Eş Bul
"Yaşın geldi kendine bir eş bul !"
Gurbetçi ailelerin Almanya’da büyüyen çocukları, eğitimlerini tamamlayıp ekonomik özgürlüğe sahip olduktan sonra mutlaka günün birinde aileleri tarafından “Yaşın geldi, artık kendine uygun bir eş bul” diye uyarılır. Üniversite yerine meslek eğitimi almayı tercih eden gençler iş hayatına daha erken başladıkları için bu uyarı, kendilerine henüz 20’li yaşların başında veya ortasındayken gelir. Yurtdışındaki gurbetçi ailelerde sık sık görülen bu “çocuklara eş bulma paniği” enteresan bir toplumsal fenomendir. Bu aileler çocuklarını, doğdukları günden itibaren bir “biz ve onlar” (Müslüman Türkler ve Hristiyan Almanlar) psikolojisi içerinde büyütürler.
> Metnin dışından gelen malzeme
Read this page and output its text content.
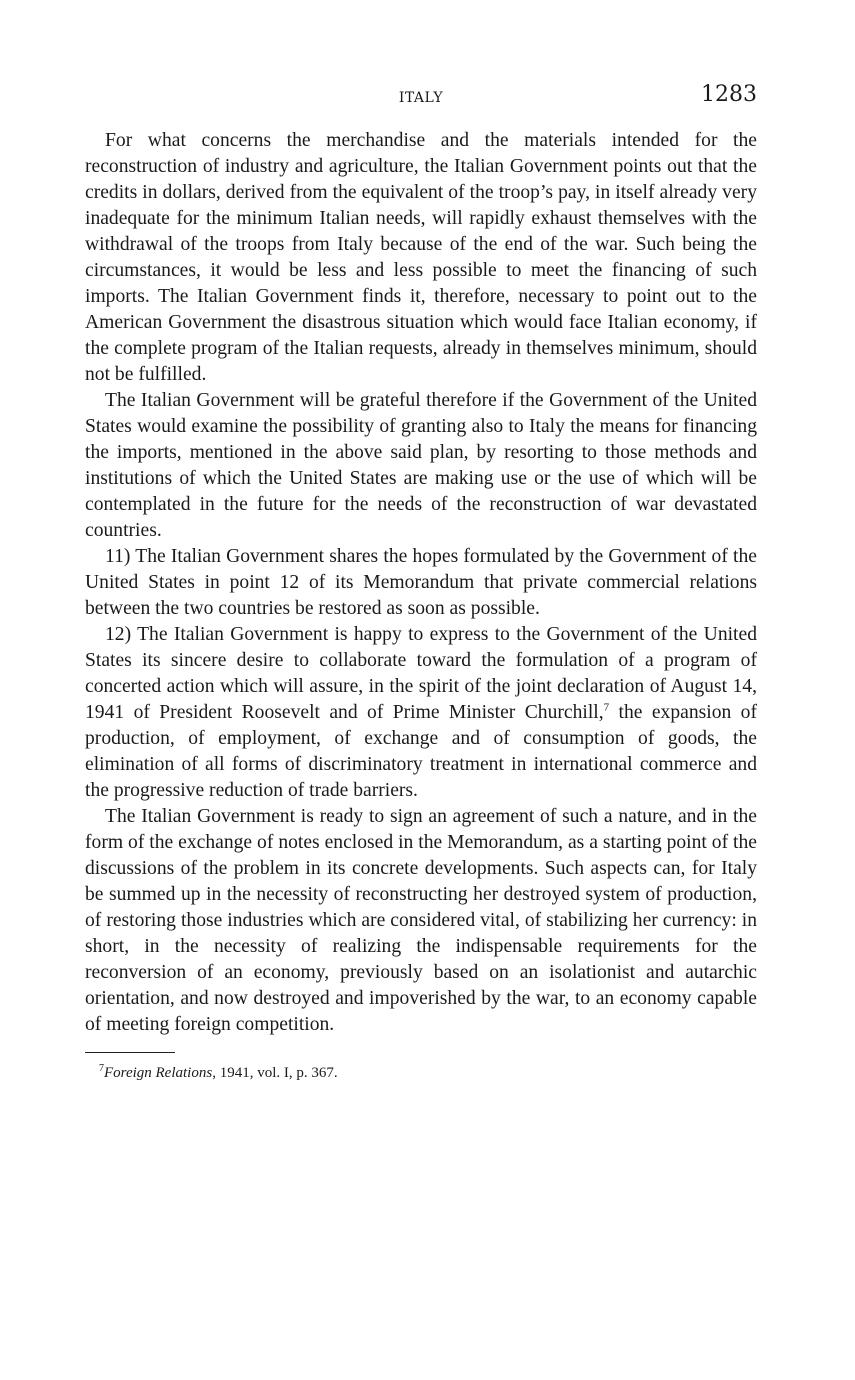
ITALY	1283

For what concerns the merchandise and the materials intended for the reconstruction of industry and agriculture, the Italian Government points out that the credits in dollars, derived from the equivalent of the troop’s pay, in itself already very inadequate for the minimum Italian needs, will rapidly exhaust themselves with the withdrawal of the troops from Italy because of the end of the war. Such being the circumstances, it would be less and less possible to meet the financing of such imports. The Italian Government finds it, therefore, necessary to point out to the American Government the disastrous situation which would face Italian economy, if the complete program of the Italian requests, already in themselves minimum, should not be fulfilled.

The Italian Government will be grateful therefore if the Government of the United States would examine the possibility of granting also to Italy the means for financing the imports, mentioned in the above said plan, by resorting to those methods and institutions of which the United States are making use or the use of which will be contemplated in the future for the needs of the reconstruction of war devastated countries.

11) The Italian Government shares the hopes formulated by the Government of the United States in point 12 of its Memorandum that private commercial relations between the two countries be restored as soon as possible.

12) The Italian Government is happy to express to the Government of the United States its sincere desire to collaborate toward the formulation of a program of concerted action which will assure, in the spirit of the joint declaration of August 14, 1941 of President Roosevelt and of Prime Minister Churchill,$^7$ the expansion of production, of employment, of exchange and of consumption of goods, the elimination of all forms of discriminatory treatment in international commerce and the progressive reduction of trade barriers.

The Italian Government is ready to sign an agreement of such a nature, and in the form of the exchange of notes enclosed in the Memorandum, as a starting point of the discussions of the problem in its concrete developments. Such aspects can, for Italy be summed up in the necessity of reconstructing her destroyed system of production, of restoring those industries which are considered vital, of stabilizing her currency: in short, in the necessity of realizing the indispensable requirements for the reconversion of an economy, previously based on an isolationist and autarchic orientation, and now destroyed and impoverished by the war, to an economy capable of meeting foreign competition.

$^7$Foreign Relations, 1941, vol. I, p. 367.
“Onlar”, bir anlamda dışarıdan gelen bir tehlike olarak algılanır çoğu zaman: çocuklarını alkol veya sigara içmeye ve daha önemlisi seks yapmaya “teşvik eden” Hristiyan Alman gençleri. Bu yüzden Türk-Alman arkadaşlıkları her zaman endişeyle karşılanır ve çocukların hep Türk komünitesi içerisinde arkadaşlıklar kurması tercih edilir. “Onlar’dan” gelen tehlike, çocuklar küçükken fazla büyük değildir, fakat bu çocukların büyümesi ve daha az kontrol edilebilmesiyle beraber ailelerdeki “çocuğum kötü yola düşer” korkusu iyice büyür.
En geç bu noktada aileler çoğu zaman çözümü – geleneksel bir deyimle – çocuklarının gözü açılmadan başlarını bağlamakta bulur. Çocuklarına, kendi değerlerini paylaşan bir eş bulma yoluna konulup, gerek köylerinden gelin veya damat getirerek, gerek akrabaları veya kendi kardeşlerinin çocuklarıyla evlendirerek bu gençleri daha 20’li yaşların başında “tehlikeden” kurtarırlar. Dolayısıyla Almanya’da büyüyen her Türk genci, kendi ailesi tarafından olmasa bile, çevresindeki arkadaşlarına “Artık bir eş bul ve evlen” denildiğine direkt veya dolaylı olarak şahit olur.